In a Hausdorff space, given that the diagonal relation is closed, then the limits of nets are unique

Question

There is a similar question here: Proving a certain implication in the equivalent formulations of Hausdorff spaces but it does not ask for proof of this exact equivalence that I am asking.

My book has the following equivalences for a Hausdorff topological space.

(1) $X$ is Hausdorff

(2) The diagonal relation set $Δ := \left\{ (x,x) | x \in X \right\}$ is a closed set in $X^2$.

(3) Limits of nets in $X$ are unique

I'm looking for a direct proof of (2) => (3).

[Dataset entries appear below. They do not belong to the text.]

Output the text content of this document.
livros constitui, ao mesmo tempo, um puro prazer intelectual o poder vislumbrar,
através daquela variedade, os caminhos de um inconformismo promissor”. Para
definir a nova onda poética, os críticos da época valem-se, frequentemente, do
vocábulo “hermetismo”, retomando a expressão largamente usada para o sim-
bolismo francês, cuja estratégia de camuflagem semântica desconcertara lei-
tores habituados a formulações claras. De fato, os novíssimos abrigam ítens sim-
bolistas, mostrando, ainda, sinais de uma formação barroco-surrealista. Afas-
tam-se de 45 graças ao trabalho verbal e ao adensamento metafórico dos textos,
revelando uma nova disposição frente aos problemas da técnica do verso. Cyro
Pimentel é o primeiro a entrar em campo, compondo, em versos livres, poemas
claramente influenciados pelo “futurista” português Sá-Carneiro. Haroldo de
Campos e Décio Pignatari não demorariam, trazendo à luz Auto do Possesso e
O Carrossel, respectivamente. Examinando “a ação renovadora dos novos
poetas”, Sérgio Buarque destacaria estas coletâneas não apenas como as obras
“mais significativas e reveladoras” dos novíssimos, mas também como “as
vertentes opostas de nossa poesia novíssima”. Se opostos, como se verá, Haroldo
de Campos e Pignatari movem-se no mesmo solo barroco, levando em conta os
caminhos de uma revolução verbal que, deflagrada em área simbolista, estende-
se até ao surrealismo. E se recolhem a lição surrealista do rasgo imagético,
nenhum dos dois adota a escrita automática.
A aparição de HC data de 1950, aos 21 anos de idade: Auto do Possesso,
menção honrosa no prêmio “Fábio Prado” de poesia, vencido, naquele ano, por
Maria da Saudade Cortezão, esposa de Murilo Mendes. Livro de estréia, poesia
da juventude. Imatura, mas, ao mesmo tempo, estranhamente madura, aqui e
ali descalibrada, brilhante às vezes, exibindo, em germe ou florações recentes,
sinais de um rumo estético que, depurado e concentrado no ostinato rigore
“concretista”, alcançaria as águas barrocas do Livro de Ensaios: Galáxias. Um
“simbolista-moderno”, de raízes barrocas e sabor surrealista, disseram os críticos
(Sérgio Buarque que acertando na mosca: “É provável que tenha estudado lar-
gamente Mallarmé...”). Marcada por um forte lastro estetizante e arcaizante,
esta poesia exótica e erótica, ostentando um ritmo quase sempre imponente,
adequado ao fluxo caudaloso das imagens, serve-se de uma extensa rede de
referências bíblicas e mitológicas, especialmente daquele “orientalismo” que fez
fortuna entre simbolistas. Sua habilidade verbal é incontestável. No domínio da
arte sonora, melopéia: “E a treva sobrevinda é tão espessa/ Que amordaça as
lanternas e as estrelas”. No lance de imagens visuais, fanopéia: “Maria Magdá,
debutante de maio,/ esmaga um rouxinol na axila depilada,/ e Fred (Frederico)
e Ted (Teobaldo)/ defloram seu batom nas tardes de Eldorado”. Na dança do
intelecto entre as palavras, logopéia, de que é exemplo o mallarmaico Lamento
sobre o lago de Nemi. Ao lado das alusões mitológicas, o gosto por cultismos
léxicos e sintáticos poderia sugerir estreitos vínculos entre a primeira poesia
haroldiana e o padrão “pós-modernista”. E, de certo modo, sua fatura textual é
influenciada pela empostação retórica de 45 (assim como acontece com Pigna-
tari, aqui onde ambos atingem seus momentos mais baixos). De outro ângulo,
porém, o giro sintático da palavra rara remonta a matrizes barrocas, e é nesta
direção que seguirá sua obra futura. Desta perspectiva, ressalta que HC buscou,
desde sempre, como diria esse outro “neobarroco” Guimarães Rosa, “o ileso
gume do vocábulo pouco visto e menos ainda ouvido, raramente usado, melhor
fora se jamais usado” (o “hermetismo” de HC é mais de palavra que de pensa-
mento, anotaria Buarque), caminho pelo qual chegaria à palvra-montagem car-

For (3) => (2) I have the following:

To show Δ is closed, we show that Δ = $\overline{Δ}$.

$\subset$ is always true.

$\supset$: Let $(a, b) \in \overline{Δ}$. Then there is a net in Δ, {$x_j$} that converges to $(a,b)$. Now since {$x_j$} is a net in Δ, for each index $j$, $x_j = (z_j, z_j)$. Observe that in both coordinates, the net in $X$ is exactly the same. So, for the first coordinate, $z_j$ converges to $a$ and for the second coordinate, $z_j$ converges to $b$. Now, by (3), the limit is unique, therefore $a = b$, thus $(a,b) \in Δ$.

The book I use do (1) => (3) => (2) => (1) so I actually do have a roundabout proof for what I want. But is there a direct way?

Answer 1

Let $y,z$ be limits of the net $x_\lambda$. Then it follows that $\langle y,z\rangle\in\operatorname{cl}\Delta$: given neighborhoods $U,V$ of $y,z$, we have $x_{\lambda}\in U$ for $\lambda\geq \lambda_x$ and $x_{\lambda}\in V$ for $\lambda\geq \lambda_y$. Then choose $\lambda'\geq\lambda_y,\lambda_z$ and we have $\langle x_{\lambda'},x_{\lambda'}\rangle\in U\times V$.

Since $\langle y,z\rangle\in\operatorname{cl}\Delta=\Delta$ by (2), we have $y=z$, thus (3).